We're excited to announce the release of ArXivDLInstruct, a new open-source dataset designed for instruction tuning on Python research code. This dataset addresses the scarcity of high-quality, deep learning-specific datasets for pretraining and fine-tuning language models in code generation tasks.
ArXivDLInstruct comprises 778,152 functions extracted from research code published on arXiv. Each entry in the dataset includes a detailed prompt for generating the function, a short description of the function, and the actual function code. With a total size of 2.26 GB of prompt-response pairs, ArXivDLInstruct offers a rich resource for various applications, including instruction tuning of language models, Retrieval-Augmented Generation (RAG), code completion tasks, and development of R&D coding agents.

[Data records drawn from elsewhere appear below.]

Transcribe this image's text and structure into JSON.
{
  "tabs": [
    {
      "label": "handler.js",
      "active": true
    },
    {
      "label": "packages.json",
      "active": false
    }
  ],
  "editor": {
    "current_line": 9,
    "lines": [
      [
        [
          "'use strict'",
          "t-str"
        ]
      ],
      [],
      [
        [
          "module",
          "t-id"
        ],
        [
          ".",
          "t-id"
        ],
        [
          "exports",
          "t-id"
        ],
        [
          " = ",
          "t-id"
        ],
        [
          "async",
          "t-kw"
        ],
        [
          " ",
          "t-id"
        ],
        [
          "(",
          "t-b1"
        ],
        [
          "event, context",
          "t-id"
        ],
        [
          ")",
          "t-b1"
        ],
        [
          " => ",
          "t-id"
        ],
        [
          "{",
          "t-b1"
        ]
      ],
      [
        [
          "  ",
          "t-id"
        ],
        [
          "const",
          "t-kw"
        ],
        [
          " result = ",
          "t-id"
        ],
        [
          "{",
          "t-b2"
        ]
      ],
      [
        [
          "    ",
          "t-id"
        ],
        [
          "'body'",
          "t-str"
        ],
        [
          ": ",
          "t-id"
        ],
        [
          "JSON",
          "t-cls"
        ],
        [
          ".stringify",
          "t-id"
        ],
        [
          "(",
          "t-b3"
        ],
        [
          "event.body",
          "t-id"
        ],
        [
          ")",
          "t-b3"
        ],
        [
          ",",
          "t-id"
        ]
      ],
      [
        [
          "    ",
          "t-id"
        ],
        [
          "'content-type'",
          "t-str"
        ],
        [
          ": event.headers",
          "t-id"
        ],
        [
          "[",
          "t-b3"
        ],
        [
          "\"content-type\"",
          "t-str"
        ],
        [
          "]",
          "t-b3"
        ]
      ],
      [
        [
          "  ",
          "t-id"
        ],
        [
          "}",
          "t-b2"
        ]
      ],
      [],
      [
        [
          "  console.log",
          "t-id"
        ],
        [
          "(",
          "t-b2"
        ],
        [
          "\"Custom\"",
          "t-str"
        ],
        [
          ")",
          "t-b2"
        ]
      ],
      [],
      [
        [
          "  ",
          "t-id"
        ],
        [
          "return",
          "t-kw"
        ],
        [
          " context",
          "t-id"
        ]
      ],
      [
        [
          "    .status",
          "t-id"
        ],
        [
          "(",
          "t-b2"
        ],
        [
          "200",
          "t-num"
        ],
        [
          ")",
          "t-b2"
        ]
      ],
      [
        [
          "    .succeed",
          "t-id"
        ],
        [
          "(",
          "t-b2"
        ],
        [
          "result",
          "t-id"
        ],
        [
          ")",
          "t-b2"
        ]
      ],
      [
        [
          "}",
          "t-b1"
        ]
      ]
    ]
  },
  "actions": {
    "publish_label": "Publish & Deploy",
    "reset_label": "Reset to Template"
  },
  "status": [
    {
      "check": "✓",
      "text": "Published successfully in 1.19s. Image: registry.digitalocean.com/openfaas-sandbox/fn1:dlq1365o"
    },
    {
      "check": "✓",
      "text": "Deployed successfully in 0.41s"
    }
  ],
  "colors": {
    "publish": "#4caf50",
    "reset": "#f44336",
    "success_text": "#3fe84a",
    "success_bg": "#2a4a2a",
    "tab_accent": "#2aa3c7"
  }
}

The ArXivDLInstruct dataset was created through a multi-step pipeline. We began by parsing GitHub links from all arXiv papers, then downloaded and parsed all GitHub repositories into functions and classes. Next, we filtered for machine learning and deep learning library usage. Finally, we generated prompts based on the ground truth code using GPT-4o-mini

The ArXivDLInstruct dataset is now available on Hugging Face at https://huggingface.co/datasets/AlgorithmicResearchGroup/ArXivDLInstruct. For researchers interested in the intermediate datasets from our pipeline, please visit https://huggingface.co/AlgorithmicResearchGroup.
We believe ArXivDLInstruct will be a valuable resource for the AI and machine learning community, particularly for those working on code generation and understanding in the context of scientific research. We encourage researchers and developers to explore the dataset and leverage it in their work.
We look forward to seeing the innovative applications and advancements that this dataset will enable in the field of AI-assisted coding and research.